Although EGAS recently introduced clauses to the newly approved concessions providing that the foreign investor pays for decommissioning, the application of said clauses is not guaranteed because such costs depend on the level of production and prices in the years prior to decommissioning. Moreover, this would be subject to negotiation at the time of decommissioning.

Should the foreign investor operate under the tax/royalty system, production—to the last drop—and decommissioning will remain the responsibility of the investor, as all the facilities would be owned solely by the investor.

Volume of new E&P companies willing to enter the Egyptian market

Many of the E&P companies would like to begin operations in Egypt. However, these companies view operating under the production sharing system as an increase the investment risk to a prohibitive extent, with all the challenges facing cost recovery, in addition to the delay in payment. Thus, the already existing E&P companies with experience dealing with EGPC/EGAS will continue to be the sole players in the market, which limits competition over any new tenders.

Nevertheless, if the tax/royalty system is introduced, many large- and mid-sized E&P companies will work hard to penetrate the Egyptian market, given their knowledge and experience with this system worldwide. This will result in more competition in the Egyptian market, and will reduce investment risks, which could be balanced against projected revenues.

Joint ventures

As for any commercial discovery of gas or oil, according to all concessions operating in Egypt, issued as laws by parliament, it is obligatory to form a joint venture between EGPC/EGAS and the foreign investor to develop and produce all the reserves discovered. Despite the fact that, according to the bylaws of these joint ventures, both parties have the right to dual signature regarding almost all significant decisions within the company, traditionally, the Egyptian side is always in control of all administrative structures and financial decisions.

This is justified by the fact that any amounts spent by the foreign investor will be recovered from the cost recovery pool, which renders this money as public funds, and hence subject to all controls governing disbursement. This leads to a very complicated decision-making process within the company, and is frustrating to the foreign investor, who feels unable to conform to the administration or to control the increase in the headcount of the company. Also, the foreign investor always faces the threat of the non-approval of cost recovery.

However, if production is governed by the tax/royalty system, establishing joint ventures will be redundant and the foreign investor can undertake production through an organisational structure established in Egypt. Usually, such organisations are staffed with well-trained Egyptians, which will have a positive impact on the pace and volume of production and will attract more future investments.

It can be concluded from the aforementioned that operating under Production Sharing Agreements is not the optimum solution for large-scale deepwater gas projects. Although EGPC and EGAS are trying to avoid the disadvantages by introducing some changes appropriated from different systems, this nonetheless usually complicates Production Sharing Agreements—which are not designed to accommodate such changes—and increases investment risks.

If the real focus in the near future shall be on prospecting and development of gas from the deepwater in the Mediterranean, as a promising area for more giant discoveries, and if the government is going to pursue deregulation of the gas market, it is time to switch from Production Sharing Agreements to the tax/royalty system.

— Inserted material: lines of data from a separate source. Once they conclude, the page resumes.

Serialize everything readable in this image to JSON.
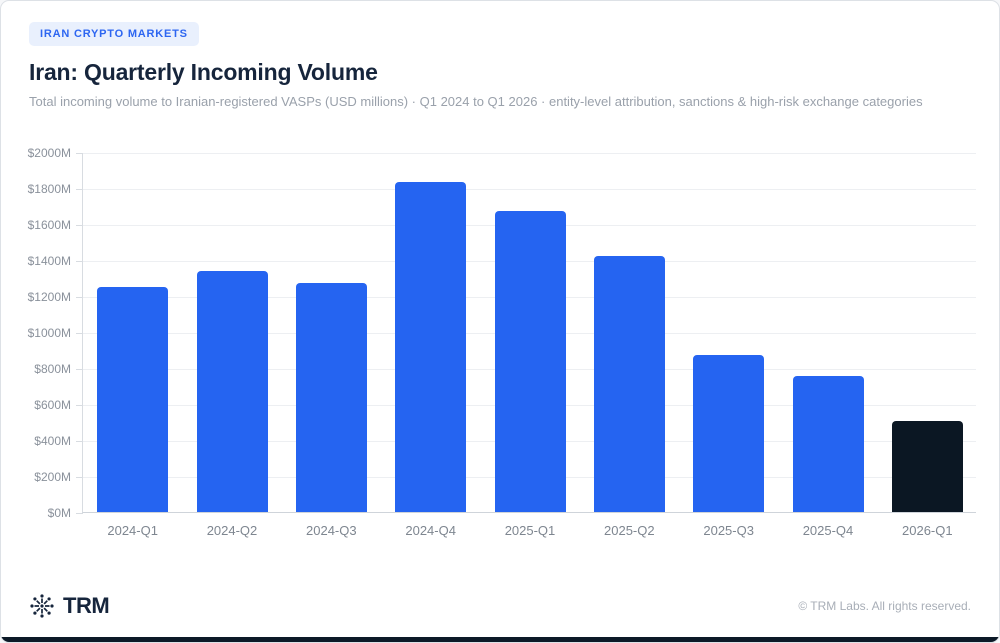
{
  "badge": {
    "label": "IRAN CRYPTO MARKETS"
  },
  "header": {
    "title": "Iran: Quarterly Incoming Volume",
    "subtitle": "Total incoming volume to Iranian-registered VASPs (USD millions) · Q1 2024 to Q1 2026 · entity-level attribution, sanctions & high-risk exchange categories"
  },
  "chart_data": {
    "type": "bar",
    "title": "Iran: Quarterly Incoming Volume",
    "xlabel": "",
    "ylabel": "",
    "unit": "USD millions",
    "categories": [
      "2024-Q1",
      "2024-Q2",
      "2024-Q3",
      "2024-Q4",
      "2025-Q1",
      "2025-Q2",
      "2025-Q3",
      "2025-Q4",
      "2026-Q1"
    ],
    "values": [
      1250,
      1340,
      1275,
      1835,
      1670,
      1420,
      875,
      755,
      505
    ],
    "ylim": [
      0,
      2000
    ],
    "grid": true,
    "legend": "none",
    "highlight_index": 8,
    "yticks": [
      {
        "value": 0,
        "label": "$0M"
      },
      {
        "value": 200,
        "label": "$200M"
      },
      {
        "value": 400,
        "label": "$400M"
      },
      {
        "value": 600,
        "label": "$600M"
      },
      {
        "value": 800,
        "label": "$800M"
      },
      {
        "value": 1000,
        "label": "$1000M"
      },
      {
        "value": 1200,
        "label": "$1200M"
      },
      {
        "value": 1400,
        "label": "$1400M"
      },
      {
        "value": 1600,
        "label": "$1600M"
      },
      {
        "value": 1800,
        "label": "$1800M"
      },
      {
        "value": 2000,
        "label": "$2000M"
      }
    ]
  },
  "colors": {
    "bar_default": "#2564f1",
    "bar_highlight": "#0b1723",
    "badge_bg": "#e9f0fd",
    "badge_text": "#2d66f1",
    "accent_bar": "#0c1927"
  },
  "footer": {
    "logo_text": "TRM",
    "logo_icon": "snowflake-icon",
    "copyright": "© TRM Labs. All rights reserved."
  }
}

If the Ministry of Petroleum is apprehensive of the loss of any benefits by relinquishing the production-sharing agreement, the ministry should rest assured that the tax/royalty system would provide more benefits.

Nagy Iskander is a graduate of the Faculty of Engineering at Ain Shams University, and completed a master’s degree in international banking and financial studies at the University of Southampton in the UK. Over the past 20 years, his career has including positions as an economic analyst and negotiator specialised in gas projects in companies such as the US-based Amoco Corporation and in British Petroleum.